貴族令嬢として生まれた以上、政略結婚は世の習い。
でも、できるならば結婚相手は彼がいい。
彼以外は考えられないほど、エマは彼に夢中なのだ。
――さあ、行って。
巧みな話術で酔っ払った大公爵の気を引きながら囁かれた優しい声と、震える自分の肩をそっと押した優しい手の感触を、エマはいつまでも忘れられず、輝く宝石のように胸に抱いている。
(ユリウス様は私のことをどう思っておられるのかしら。世の中には自分の子どもよりも年の離れた女性と再婚するような男性もいるんですもの、四歳差くらいどうってことはないわよね。私は小柄だったエリシアより背が高いわ。胸の大きさは……。負けるけれど……)

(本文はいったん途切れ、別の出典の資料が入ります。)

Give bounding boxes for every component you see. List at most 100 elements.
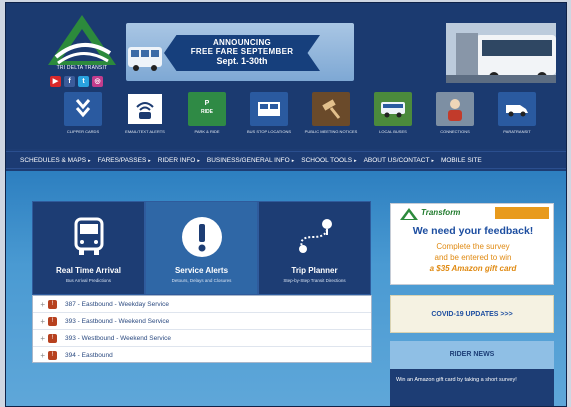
- bus-icon: [374, 92, 412, 126]
- free-fare-banner[interactable]: ANNOUNCING FREE FARE SEPTEMBER Sept. 1-3…: [126, 23, 354, 81]
- nav-fares-passes[interactable]: FARES/PASSES ▸: [98, 157, 151, 164]
- route-alert-item[interactable]: + ! 394 - Eastbound: [33, 347, 371, 364]
- covid-updates-button[interactable]: COVID-19 UPDATES >>>: [390, 295, 554, 333]
- nav-label: MOBILE SITE: [440, 156, 482, 164]
- quick-link-paratransit[interactable]: PARATRANSIT: [492, 92, 542, 134]
- twitter-icon[interactable]: t: [78, 76, 89, 87]
- caret-right-icon: ▸: [88, 157, 91, 164]
- svg-text:RIDE: RIDE: [201, 109, 214, 115]
- nav-label: BUSINESS/GENERAL INFO: [206, 156, 290, 164]
- feedback-line-2: and be entered to win: [434, 253, 512, 262]
- quick-link-local-buses[interactable]: LOCAL BUSES: [368, 92, 418, 134]
- caret-right-icon: ▸: [431, 157, 434, 164]
- caret-right-icon: ▸: [354, 157, 357, 164]
- caret-right-icon: ▸: [291, 157, 295, 164]
- nav-label: RIDER INFO: [157, 156, 196, 164]
- card-subtitle: Step-by-Step Transit Directions: [283, 278, 346, 283]
- bus-front-icon: [72, 214, 106, 260]
- route-alert-text: 393 - Eastbound - Weekend Service: [65, 317, 170, 325]
- quick-link-clipper[interactable]: CLIPPER CARDS: [58, 92, 108, 134]
- route-alert-text: 393 - Westbound - Weekend Service: [65, 334, 171, 342]
- nav-rider-info[interactable]: RIDER INFO ▸: [158, 157, 200, 164]
- card-title: Real Time Arrival: [56, 266, 121, 275]
- quick-link-label: BUS STOP LOCATIONS: [246, 129, 291, 134]
- main-nav: SCHEDULES & MAPS ▸ FARES/PASSES ▸ RIDER IN…: [6, 151, 566, 169]
- card-title: Trip Planner: [291, 266, 338, 275]
- feature-cards: Real Time Arrival Bus Arrival Prediction…: [32, 201, 372, 295]
- nav-label: FARES/PASSES: [97, 156, 147, 164]
- nav-mobile-site[interactable]: MOBILE SITE: [441, 157, 482, 164]
- route-alert-text: 394 - Eastbound: [65, 352, 113, 359]
- card-service-alerts[interactable]: Service Alerts Detours, Delays and Closu…: [145, 201, 258, 295]
- quick-link-bus-stop[interactable]: BUS STOP LOCATIONS: [244, 92, 294, 134]
- caret-right-icon: ▸: [148, 157, 151, 164]
- nav-about-contact[interactable]: ABOUT US/CONTACT ▸: [364, 157, 434, 164]
- main-content: Real Time Arrival Bus Arrival Prediction…: [6, 171, 566, 406]
- expand-icon[interactable]: +: [33, 317, 45, 326]
- feedback-survey-box[interactable]: Transform We need your feedback! Complet…: [390, 203, 554, 285]
- banner-line-3: Sept. 1-30th: [216, 56, 268, 66]
- alert-badge-icon: !: [48, 351, 57, 360]
- wifi-bus-icon: [126, 92, 164, 126]
- quick-link-label: PARATRANSIT: [503, 129, 531, 134]
- card-title: Service Alerts: [174, 266, 229, 275]
- park-ride-icon: P RIDE: [188, 92, 226, 126]
- van-icon: [498, 92, 536, 126]
- transform-logo: Transform: [399, 207, 475, 221]
- bus-photo: [446, 23, 556, 83]
- instagram-icon[interactable]: ◎: [92, 76, 103, 87]
- alert-badge-icon: !: [48, 316, 57, 326]
- route-alert-list: + ! 387 - Eastbound - Weekday Service + …: [32, 295, 372, 363]
- transform-logo-text: Transform: [421, 208, 461, 217]
- banner-ribbon: ANNOUNCING FREE FARE SEPTEMBER Sept. 1-3…: [164, 35, 320, 71]
- rider-news-heading[interactable]: RIDER NEWS: [390, 341, 554, 369]
- bus-illustration-icon: [128, 47, 162, 71]
- banner-line-1: ANNOUNCING: [212, 38, 272, 47]
- promo-graphic: [495, 207, 549, 219]
- alert-badge-icon: !: [48, 299, 57, 309]
- quick-link-park-ride[interactable]: P RIDE PARK & RIDE: [182, 92, 232, 134]
- arrows-down-icon: [64, 92, 102, 126]
- banner-line-2: FREE FARE SEPTEMBER: [190, 47, 294, 56]
- route-alert-text: 387 - Eastbound - Weekday Service: [65, 300, 169, 308]
- facebook-icon[interactable]: f: [64, 76, 75, 87]
- feedback-title: We need your feedback!: [412, 225, 534, 237]
- quick-link-meetings[interactable]: PUBLIC MEETING NOTICES: [304, 92, 358, 134]
- rider-news-text[interactable]: Win an Amazon gift card by taking a shor…: [390, 369, 554, 406]
- youtube-icon[interactable]: ▶: [50, 76, 61, 87]
- card-trip-planner[interactable]: Trip Planner Step-by-Step Transit Direct…: [258, 201, 371, 295]
- route-alert-item[interactable]: + ! 393 - Westbound - Weekend Service: [33, 330, 371, 347]
- nav-school-tools[interactable]: SCHOOL TOOLS ▸: [301, 157, 356, 164]
- logo-text: TRI DELTA TRANSIT: [56, 65, 108, 71]
- expand-icon[interactable]: +: [33, 300, 45, 309]
- nav-label: SCHOOL TOOLS: [301, 156, 353, 164]
- nav-label: SCHEDULES & MAPS: [20, 156, 87, 164]
- alert-badge-icon: !: [48, 333, 57, 343]
- person-icon: [436, 92, 474, 126]
- nav-business-info[interactable]: BUSINESS/GENERAL INFO ▸: [207, 157, 294, 164]
- route-alert-item[interactable]: + ! 387 - Eastbound - Weekday Service: [33, 296, 371, 313]
- feedback-line-3: a $35 Amazon gift card: [429, 264, 517, 273]
- quick-link-connections[interactable]: CONNECTIONS: [430, 92, 480, 134]
- page: TRI DELTA TRANSIT ▶ f t ◎ ANNOUNCING FRE…: [5, 2, 567, 407]
- quick-link-label: CLIPPER CARDS: [66, 129, 100, 134]
- caret-right-icon: ▸: [197, 157, 200, 164]
- quick-link-label: CONNECTIONS: [440, 129, 470, 134]
- exclamation-icon: [181, 214, 223, 260]
- quick-link-label: LOCAL BUSES: [379, 129, 407, 134]
- quick-link-label: PUBLIC MEETING NOTICES: [304, 129, 358, 134]
- social-links: ▶ f t ◎: [50, 76, 103, 87]
- gavel-icon: [312, 92, 350, 126]
- svg-text:P: P: [205, 100, 210, 107]
- quick-link-label: PARK & RIDE: [194, 129, 220, 134]
- site-header: TRI DELTA TRANSIT ▶ f t ◎ ANNOUNCING FRE…: [6, 3, 566, 149]
- expand-icon[interactable]: +: [33, 334, 45, 343]
- route-alert-item[interactable]: + ! 393 - Eastbound - Weekend Service: [33, 313, 371, 330]
- bus-stop-icon: [250, 92, 288, 126]
- quick-link-alerts[interactable]: EMAIL/TEXT ALERTS: [120, 92, 170, 134]
- quick-link-label: EMAIL/TEXT ALERTS: [125, 129, 165, 134]
- expand-icon[interactable]: +: [33, 351, 45, 360]
- nav-schedules-maps[interactable]: SCHEDULES & MAPS ▸: [20, 157, 91, 164]
- route-pin-icon: [293, 214, 337, 260]
- card-real-time-arrival[interactable]: Real Time Arrival Bus Arrival Prediction…: [32, 201, 145, 295]
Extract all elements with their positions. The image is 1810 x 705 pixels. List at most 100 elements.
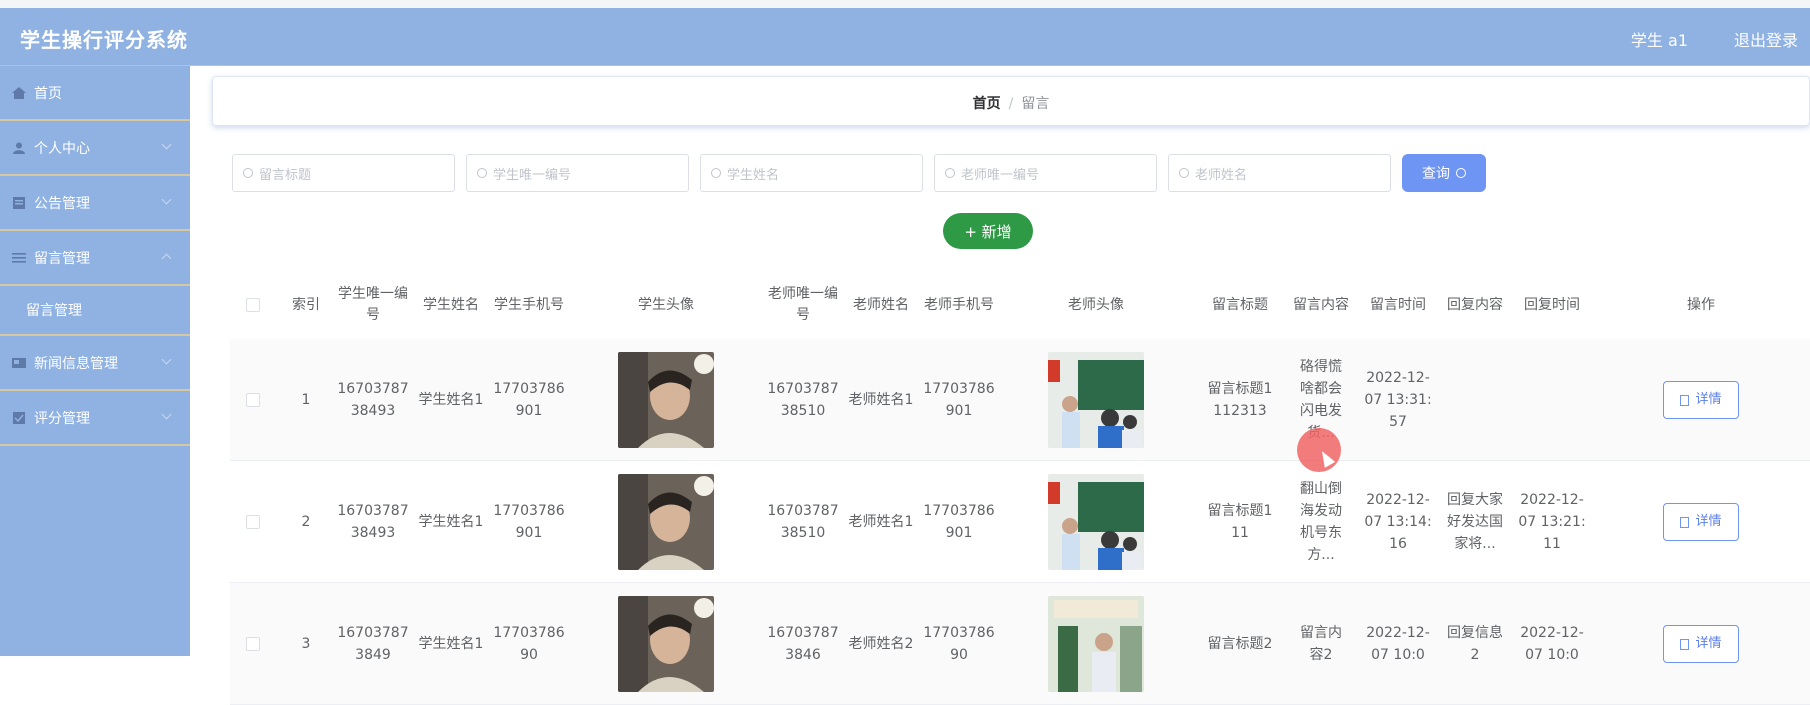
table-header: 索引 学生唯一编号 学生姓名 学生手机号 学生头像 老师唯一编号 老师姓名 老师…	[230, 271, 1810, 339]
cell-time: 2022-12-07 10:0	[1366, 625, 1430, 663]
chevron-down-icon	[161, 354, 172, 365]
user-icon	[13, 142, 25, 154]
cell-content: 翻山倒海发动机号东方...	[1300, 481, 1342, 563]
cell-actions: 详情	[1592, 339, 1810, 461]
teacher-avatar-image[interactable]	[1048, 352, 1144, 448]
cell-student-name: 学生姓名1	[418, 636, 484, 652]
query-button[interactable]: 查询	[1402, 154, 1486, 192]
cell-teacher-phone: 17703786901	[923, 381, 995, 419]
chevron-down-icon	[161, 409, 172, 420]
sidebar-item-score[interactable]: 评分管理	[0, 391, 190, 446]
cell-student-no: 1670378738493	[337, 381, 409, 419]
detail-button[interactable]: 详情	[1663, 625, 1739, 663]
score-icon	[13, 411, 25, 424]
breadcrumb-home[interactable]: 首页	[973, 96, 1001, 112]
cell-teacher-phone: 1770378690	[923, 625, 995, 663]
sidebar-item-label: 新闻信息管理	[34, 355, 118, 372]
sidebar-item-notice[interactable]: 公告管理	[0, 176, 190, 231]
select-all-checkbox[interactable]	[246, 298, 260, 312]
home-icon	[12, 86, 26, 99]
cell-reply-time: 2022-12-07 10:0	[1520, 625, 1584, 663]
search-teacher-no-input[interactable]: 老师唯一编号	[934, 154, 1157, 192]
logout-link[interactable]: 退出登录	[1734, 27, 1798, 51]
search-icon	[945, 168, 955, 178]
search-teacher-no-placeholder: 老师唯一编号	[961, 167, 1040, 183]
chevron-up-icon	[161, 253, 172, 264]
cell-student-phone: 1770378690	[493, 625, 565, 663]
row-checkbox[interactable]	[246, 637, 260, 651]
cell-content: 留言内容2	[1300, 625, 1342, 663]
breadcrumb: 首页 / 留言	[213, 93, 1809, 113]
sidebar-item-message[interactable]: 留言管理	[0, 231, 190, 286]
message-icon	[12, 252, 26, 263]
notice-icon	[13, 196, 25, 209]
cell-reply-time	[1512, 339, 1592, 461]
cell-teacher-no: 1670378738510	[767, 381, 839, 419]
message-table: 索引 学生唯一编号 学生姓名 学生手机号 学生头像 老师唯一编号 老师姓名 老师…	[230, 271, 1810, 705]
cell-student-phone: 17703786901	[493, 381, 565, 419]
cell-index: 1	[301, 392, 311, 408]
document-icon	[1680, 516, 1690, 528]
cell-teacher-avatar	[996, 461, 1196, 583]
search-student-no-input[interactable]: 学生唯一编号	[466, 154, 689, 192]
header-student-no: 学生唯一编号	[338, 286, 408, 323]
detail-button[interactable]: 详情	[1663, 381, 1739, 419]
table-row: 3 167037873849 学生姓名1 1770378690 16703787…	[230, 583, 1810, 705]
student-avatar-image[interactable]	[618, 596, 714, 692]
cell-title: 留言标题2	[1207, 636, 1273, 652]
chevron-down-icon	[161, 139, 172, 150]
search-teacher-name-input[interactable]: 老师姓名	[1168, 154, 1391, 192]
row-select-cell	[230, 339, 276, 461]
window-top-strip	[0, 0, 1810, 8]
cell-teacher-no: 1670378738510	[767, 503, 839, 541]
sidebar-item-label: 首页	[34, 85, 62, 102]
search-icon	[711, 168, 721, 178]
search-title-input[interactable]: 留言标题	[232, 154, 455, 192]
header-actions: 操作	[1687, 296, 1715, 313]
cell-teacher-avatar	[996, 339, 1196, 461]
row-select-cell	[230, 461, 276, 583]
detail-button[interactable]: 详情	[1663, 503, 1739, 541]
cell-student-name: 学生姓名1	[418, 392, 484, 408]
cell-student-avatar	[566, 461, 766, 583]
cell-index: 2	[301, 514, 311, 530]
cell-student-no: 1670378738493	[337, 503, 409, 541]
row-checkbox[interactable]	[246, 393, 260, 407]
breadcrumb-bar: 首页 / 留言	[212, 76, 1810, 126]
student-avatar-image[interactable]	[618, 352, 714, 448]
search-icon	[477, 168, 487, 178]
teacher-avatar-image[interactable]	[1048, 596, 1144, 692]
cell-reply: 回复信息2	[1447, 625, 1503, 663]
cell-student-name: 学生姓名1	[418, 514, 484, 530]
student-avatar-image[interactable]	[618, 474, 714, 570]
search-icon	[1179, 168, 1189, 178]
sidebar-item-label: 个人中心	[34, 140, 90, 157]
sidebar-item-home[interactable]: 首页	[0, 66, 190, 121]
cell-time: 2022-12-07 13:31:57	[1364, 370, 1432, 430]
search-title-placeholder: 留言标题	[259, 167, 312, 183]
sidebar-item-news[interactable]: 新闻信息管理	[0, 336, 190, 391]
sidebar-item-label: 公告管理	[34, 195, 90, 212]
sidebar-item-profile[interactable]: 个人中心	[0, 121, 190, 176]
table-row: 2 1670378738493 学生姓名1 17703786901 167037…	[230, 461, 1810, 583]
header-teacher-phone: 老师手机号	[924, 296, 994, 313]
sidebar-subitem-message[interactable]: 留言管理	[0, 286, 190, 336]
news-icon	[12, 357, 26, 368]
cell-reply: 回复大家好发达国家将...	[1447, 492, 1503, 552]
add-button[interactable]: + 新增	[943, 213, 1033, 249]
header-teacher-avatar: 老师头像	[1068, 296, 1124, 313]
cell-teacher-name: 老师姓名1	[848, 514, 914, 530]
current-user: 学生 a1	[1630, 31, 1688, 50]
cell-teacher-avatar	[996, 583, 1196, 705]
teacher-avatar-image[interactable]	[1048, 474, 1144, 570]
row-checkbox[interactable]	[246, 515, 260, 529]
query-button-label: 查询	[1422, 166, 1450, 182]
header-student-phone: 学生手机号	[494, 296, 564, 313]
header-reply: 回复内容	[1447, 296, 1503, 313]
search-student-name-placeholder: 学生姓名	[727, 167, 780, 183]
cell-reply-time: 2022-12-07 13:21:11	[1518, 492, 1586, 552]
cell-student-avatar	[566, 583, 766, 705]
cell-time: 2022-12-07 13:14:16	[1364, 492, 1432, 552]
select-all-cell	[230, 271, 276, 339]
search-student-name-input[interactable]: 学生姓名	[700, 154, 923, 192]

ユリウスを捨てて逃げたエリシアは小柄ながら胸が大きかった。
(ユリウス様は豊満な女性のほうがお好きかしら。胸の小さい女性はそもそも恋の対象外だったらどうしよう。薄茶髪に青緑色の目と、私とエリシアの髪色や目の色がよく似ているのも大きなマイナスポイントよね。どうしたってエリシアを連想させてしまう。目の色はどうしようもないけれど、思い切って髪を染めてみようかしら。ユリウス様はどんな髪色が好きかしら……って、何故朝から私はこんなことで悩んでいるの……)
気づけばいつもこんな調子で、エマは寝ても覚めても彼のことばかり考えている。
身体にかかる毛布をめくり、エマは起き上がった。
細やかな刺繍が施されたカーテンを開き、寝台から下りようとして――そこで固まる。
「おはようエマ・ラザフォード」
小花模様が描かれた水色の壁紙。花の模様のシャンデリア。見慣れた調度品。
間違いなくここは自分の部屋で、ここには部屋の主たる自分しかいないはずなのに、寝台の横の木製の椅子に見知らぬ魔女が座っていた。
腰に届く濡れ羽色の艶やかな髪。
白銀の《魔力環》が浮かぶ印象的な銀の瞳。
年の頃は二十歳を少し過ぎたくらいか。
すらりとした細身に纏うのは真っ黒なローブ。
胸元には金のプレート――『大魔導師』であることを示したペンダントを下げている。
彼女は真っ黒なとんがり帽子を頭に被り、典型的な――おとぎ話に出てくるような魔女の格好をしていた。さすがに箒は持っていないが。
彼女の右耳の傍には金色の魔法陣が浮かんでいる。
どうやら何らかの魔法を使っているようだ。
「まずは挨拶をしよう。私はドロシー・ユーグレース」
「ド、ドロシー・ユーグレース……?」
声が震えたのは、彼女の数々の伝説を知っているからだ。
気に入らない人間を醜い蛙に変えた。日照りが続く村に雨を降らせた。
戦争を終わらせた。はたまた国を滅ぼした。
真偽のほどは定かではないが、とにかく彼女に逆らったら終わりだというのは幼児でも知っている。
「先に言っておこう。滞在中の君の両親を含め、この屋敷の住人たちは全員私の魔法で眠っている。それでも叫びたいなら存分に叫べ。敵対行為も許そう。限られた時間を浪費するのは君の自由だ。気が済むまで暴れたら私の話を聞け」
悠然と長い足を組み、彼女はまるで世界を統べる女王のような口ぶりで言った。